A era digital vai produzir um novo arco de carreiras e indústrias digitais, que ainda não existem e dificilmente podem ser imaginadas hoje. As TICs e a banda larga geram grande dinamismo tecnológico e reduzem barreiras de entrada, oferecendo oportunidades para pequenas e médias empresas e empreendedores desafiarem as hierarquias atuais, inovarem, competirem e crescerem.
No planejamento da implantação e desenvolvimento de redes de banda larga, um mix de tecnologias serão exigidas, com o reconhecimento das diferentes necessidades dos usuários e os papéis complementares das soluções fixas e móveis. O alvo não é a promoção de nenhuma solução tecnológica em particular, mas disseminar os benefícios da banda larga a todos os cidadãos.
Enquanto as redes fixas continuam a prover o necessário backbone e capacidade de dados, elas são complementadas por redes e equipamentos móveis que levam aplicativos e serviços diretamente às mãos dos usuários. Banda larga de alta velocidade gera colaboração online, o que inclui redes sociais, conteúdo criado por usuários e novos serviços locais relevantes que conduzem à inovação, ajudando a transformar as vidas das pessoas tanto em países desenvolvidos como em desenvolvimento.
Para que a implantação da banda larga contribua ao máximo para o desenvolvimento, as atividades humanas devem transformar informação em conhecimento que possa suportar o empoderamento individual e o desenvolvimento social e econômico sustentável, inclusive transformações políticas e institucionais e o desenvolvimento de sociedades do conhecimento calcadas em quatro pilares: liberdade de expressão, educação de qualidade para todos, acesso universal à informação e conhecimento e respeito pela diversidade cultural e linguística. O desenvolvimento da banda larga não pode ser limitado à infraestrutura técnica; a disponibilidade de conteúdo relevante, serviços e aplicações em múltiplas linguagens também deve ser garantido.

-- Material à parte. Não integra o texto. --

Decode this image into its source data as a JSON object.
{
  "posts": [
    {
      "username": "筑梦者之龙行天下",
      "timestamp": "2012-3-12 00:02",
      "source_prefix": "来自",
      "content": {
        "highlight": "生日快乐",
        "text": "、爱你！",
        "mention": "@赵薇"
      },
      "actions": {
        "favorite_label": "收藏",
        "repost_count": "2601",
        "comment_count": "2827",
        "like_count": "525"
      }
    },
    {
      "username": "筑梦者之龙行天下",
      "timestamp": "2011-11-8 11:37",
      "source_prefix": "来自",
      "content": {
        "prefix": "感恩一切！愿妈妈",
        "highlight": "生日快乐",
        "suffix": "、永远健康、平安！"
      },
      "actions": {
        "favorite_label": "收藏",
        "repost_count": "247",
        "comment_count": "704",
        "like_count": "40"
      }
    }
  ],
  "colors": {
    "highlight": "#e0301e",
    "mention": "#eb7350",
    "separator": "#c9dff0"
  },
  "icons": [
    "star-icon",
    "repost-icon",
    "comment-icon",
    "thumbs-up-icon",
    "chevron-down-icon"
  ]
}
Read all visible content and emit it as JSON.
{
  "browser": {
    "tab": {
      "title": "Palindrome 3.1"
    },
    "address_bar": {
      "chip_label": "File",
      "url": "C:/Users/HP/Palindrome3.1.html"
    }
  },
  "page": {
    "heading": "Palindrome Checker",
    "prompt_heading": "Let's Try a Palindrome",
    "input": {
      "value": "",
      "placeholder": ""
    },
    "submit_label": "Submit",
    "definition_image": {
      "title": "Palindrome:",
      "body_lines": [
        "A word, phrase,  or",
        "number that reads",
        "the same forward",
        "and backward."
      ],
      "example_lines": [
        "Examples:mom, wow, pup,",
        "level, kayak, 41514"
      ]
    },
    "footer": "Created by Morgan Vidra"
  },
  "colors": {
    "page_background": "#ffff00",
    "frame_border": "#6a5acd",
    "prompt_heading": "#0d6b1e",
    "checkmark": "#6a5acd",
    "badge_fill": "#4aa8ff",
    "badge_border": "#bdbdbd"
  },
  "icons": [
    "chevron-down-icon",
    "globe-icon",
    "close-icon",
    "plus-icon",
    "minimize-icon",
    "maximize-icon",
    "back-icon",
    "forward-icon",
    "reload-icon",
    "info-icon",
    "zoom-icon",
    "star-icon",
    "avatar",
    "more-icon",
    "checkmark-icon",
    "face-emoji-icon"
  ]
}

Enquanto os governos têm um papel chave – por exemplo, ao dar lugar a políticas pró-competição e pró-investimentos para os mercados de comunicação, reduzindo barreiras de entrada, assim como investimentos diretos onde couber – o setor empresarial continua sendo uma parte fundamental da equação.
Com o enorme potencial da banda larga em mente, a Comissão da Banda Larga defende quatro alvos para torná-la universal e impulsionar sua acessibilidade – e incita os governos a trabalharem em direção a esses alvos:
1) Políticas de universalização da banda larga: Até 2015, todos os governos devem ter um plano ou estratégia nacional de banda larga, ou incluí-la em suas políticas e definições de serviço universal;
2) Garantir acessibilidade da banda larga: Até 2015, os serviços de banda larga devem se tornar acessíveis nos países em desenvolvimento através de regulação adequada e forças de mercado – representando menos de 5% do rendimento mensal médio;
3) Conectar os domicílios à banda larga: Até 2015, 40% das residências nos países em desenvolvimento devem ter acesso à banda larga;
4) Conectar as pessoas: Até 2015, a penetração dos usuários deve atingir 60% dos habitantes em todo o mundo, 50% nos países em desenvolvimento e 15% nos países menos desenvolvidos.
Para compreender todos os benefícios potenciais do acesso a banda larga para todos, as populações dos países em desenvolvimento devem ser engajadas e ter as mesmas oportunidades dos mundo desenvolvido de forma a contribuírem para a evolução da economia digital global.
Portanto, pedimos aos líderes do G20 que considerem as vitais contribuições que a banda larga, suas aplicações e serviços, podem dar ao desenvolvimento social e econômico sustentável e reconheçam seu papel-chave nesse processo.